Published: 27 February 2013
Report: Scott Hobro
Victoria Williamson says watching Great Britain teammate Becky James become a double world champion on the track was ‘an inspiration’ and has furthered her own desire to win more medals.
The 19-year-old British Cycling Academy Programme rider took bronze with James in the team sprint at her track cycling world championships debut in Belarus last week.
James went on to become the star of the competition, crowned double world champion in the sprint and keirin disciplines as part of a four-medal haul at the Minsk Arena.
For Williamson, who has only been based with the British Cycling Academy in Manchester since last summer, witnessing James’ dominance at track cycling’s biggest annual meeting has fuelled her aspirations.
“It’s an inspiration to see someone who I train with do so well and hopefully I can contest against her next time,” Williamson said.

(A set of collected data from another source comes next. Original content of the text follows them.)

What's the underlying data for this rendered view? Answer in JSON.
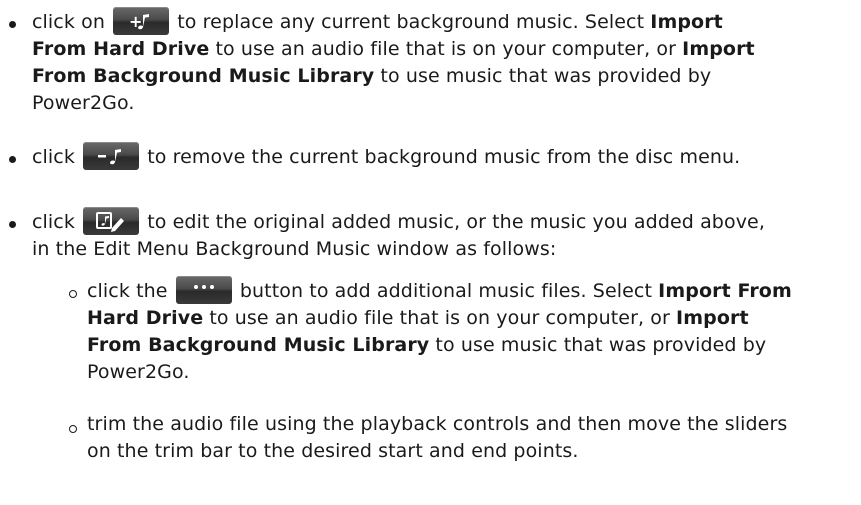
{
  "items": [
    {
      "pre": "click on ",
      "icon": "add-music-icon",
      "l1_rest": " to replace any current background music. Select ",
      "l1_bold": "Import",
      "l2_bold1": "From Hard Drive",
      "l2_mid": " to use an audio file that is on your computer, or ",
      "l2_bold2": "Import",
      "l3_bold": "From Background Music Library",
      "l3_rest": " to use music that was provided by",
      "l4": "Power2Go."
    },
    {
      "pre": "click ",
      "icon": "remove-music-icon",
      "rest": " to remove the current background music from the disc menu."
    },
    {
      "pre": "click ",
      "icon": "edit-music-icon",
      "l1_rest": " to edit the original added music, or the music you added above,",
      "l2": "in the Edit Menu Background Music window as follows:"
    }
  ],
  "subitems": [
    {
      "pre": "click the ",
      "icon": "more-options-icon",
      "l1_rest": " button to add additional music files. Select ",
      "l1_bold": "Import From",
      "l2_bold1": "Hard Drive",
      "l2_mid": " to use an audio file that is on your computer, or ",
      "l2_bold2": "Import",
      "l3_bold": "From Background Music Library",
      "l3_rest": " to use music that was provided by",
      "l4": "Power2Go."
    },
    {
      "l1": "trim the audio file using the playback controls and then move the sliders",
      "l2": "on the trim bar to the desired start and end points."
    }
  ]
}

“[The worlds] are a massive learning curve. From everything from tactics to controlling nerves and that kind of thing, it’s been a massive experience. I’ve managed to enjoy it as well."

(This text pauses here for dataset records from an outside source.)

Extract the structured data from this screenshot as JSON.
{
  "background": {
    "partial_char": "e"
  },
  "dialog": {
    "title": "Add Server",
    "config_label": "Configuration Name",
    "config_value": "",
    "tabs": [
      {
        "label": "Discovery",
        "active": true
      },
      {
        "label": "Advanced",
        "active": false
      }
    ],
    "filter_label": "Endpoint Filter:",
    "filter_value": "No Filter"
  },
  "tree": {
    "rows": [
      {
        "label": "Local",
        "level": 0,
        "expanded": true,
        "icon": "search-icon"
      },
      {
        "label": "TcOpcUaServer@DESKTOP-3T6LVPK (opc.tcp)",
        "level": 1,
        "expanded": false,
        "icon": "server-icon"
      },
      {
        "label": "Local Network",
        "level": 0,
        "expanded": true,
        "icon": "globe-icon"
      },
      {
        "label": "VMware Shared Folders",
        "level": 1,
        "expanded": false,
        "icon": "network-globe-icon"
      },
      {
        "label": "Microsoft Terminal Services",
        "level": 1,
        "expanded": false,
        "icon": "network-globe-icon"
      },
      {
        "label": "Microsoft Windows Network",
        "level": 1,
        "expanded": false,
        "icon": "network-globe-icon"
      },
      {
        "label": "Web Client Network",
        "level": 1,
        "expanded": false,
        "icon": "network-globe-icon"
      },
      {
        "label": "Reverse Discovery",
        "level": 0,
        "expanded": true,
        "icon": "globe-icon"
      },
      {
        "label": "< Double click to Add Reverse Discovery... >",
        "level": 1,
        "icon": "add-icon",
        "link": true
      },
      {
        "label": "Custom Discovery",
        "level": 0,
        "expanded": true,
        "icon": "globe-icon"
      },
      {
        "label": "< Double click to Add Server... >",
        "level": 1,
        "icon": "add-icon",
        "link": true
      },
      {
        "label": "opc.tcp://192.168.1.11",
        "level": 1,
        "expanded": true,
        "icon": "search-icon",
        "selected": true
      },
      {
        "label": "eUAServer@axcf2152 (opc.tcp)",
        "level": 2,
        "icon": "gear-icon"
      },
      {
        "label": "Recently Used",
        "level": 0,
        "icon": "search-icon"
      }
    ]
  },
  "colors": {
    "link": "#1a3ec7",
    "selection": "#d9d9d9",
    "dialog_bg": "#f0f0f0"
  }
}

A former athlete who switched to cycling at the age of 15, Williamson was called up for the event as a replacement for Olympian Jess Varnish who was ruled out with a back injury.
On top of a medal, she set a new personal best in the flying 200m sprint qualifying, exiting in the 1/16 finals in the sprint before going out at the first round repechage stage in Sunday’s keirin.

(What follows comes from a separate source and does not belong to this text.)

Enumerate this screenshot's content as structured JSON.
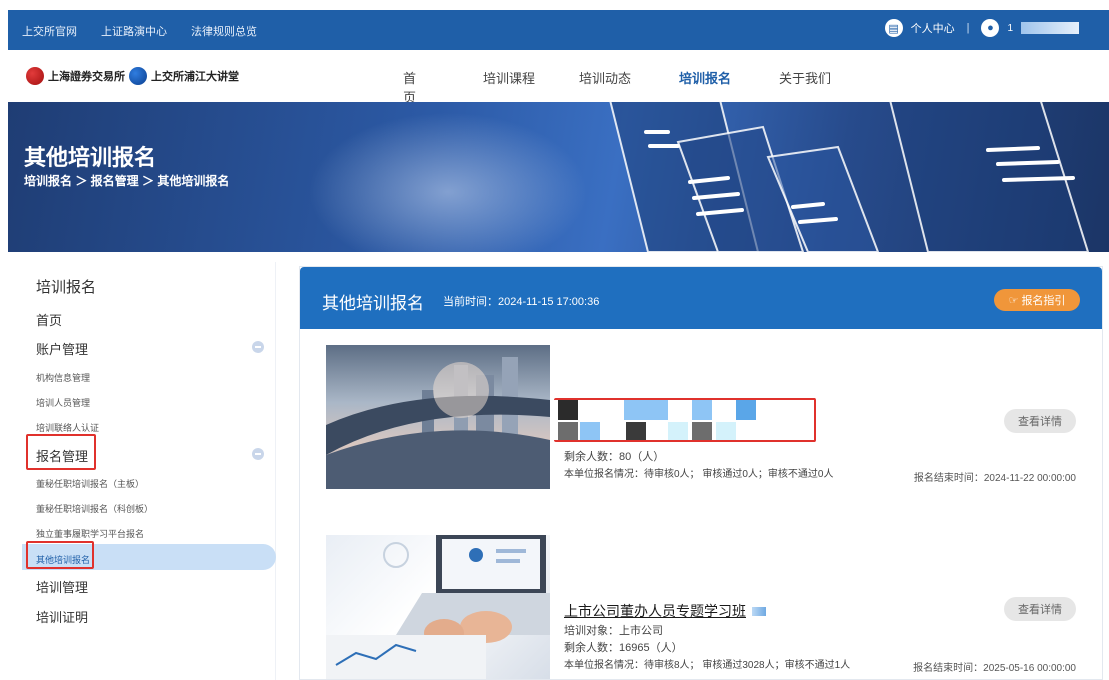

“They [coaches Iain Dyer and Jan van Eijden] have just been really pleased with my physical performance,” said Williamson, a silver medallist behind James in the sprint, keirin and 500m time-trial events at the 2012 British Track Championships.
“Obviously I am young and I’ve still been able to contest with some of the older riders and I’ve been up there and finished reasonably well so they’re pleased.”
A Majorca road training camp at the end of April is the next focus for Williamson, who Great Britain head coach Shane Sutton believes can provide healthy competition to James and Varnish for Olympic spots.
Along with up-and-coming talents Dannielle Khan and Rosie Blount, Great Britain have a number of exciting female sprint prospects within the ranks.
“It’s a competitive atmosphere but at the same time we’re all striving to be the best so it’s a really good atmosphere,” Williamson said.
“I do like the head to head and the team sprint preferably but I’m just enjoying everything still,” she added on which disciplines she favours.
Khan is currently in her second year on the British Cycling Olympic Development Programme and is British junior sprint champion whilst first year Academy rider Blount won the 500m time-trial at the same event.
“It’s good for Jess and Becky to have that little bit of upward pressure from Vicky and there are a couple of girls in the pipeline that will be travelling on the next training camp that are very talented,” Great Britain head coach Shane Sutton said.
“They have all got to keep looking over their shoulder. No one in this environment is safe because the talent pool is so big at the moment.”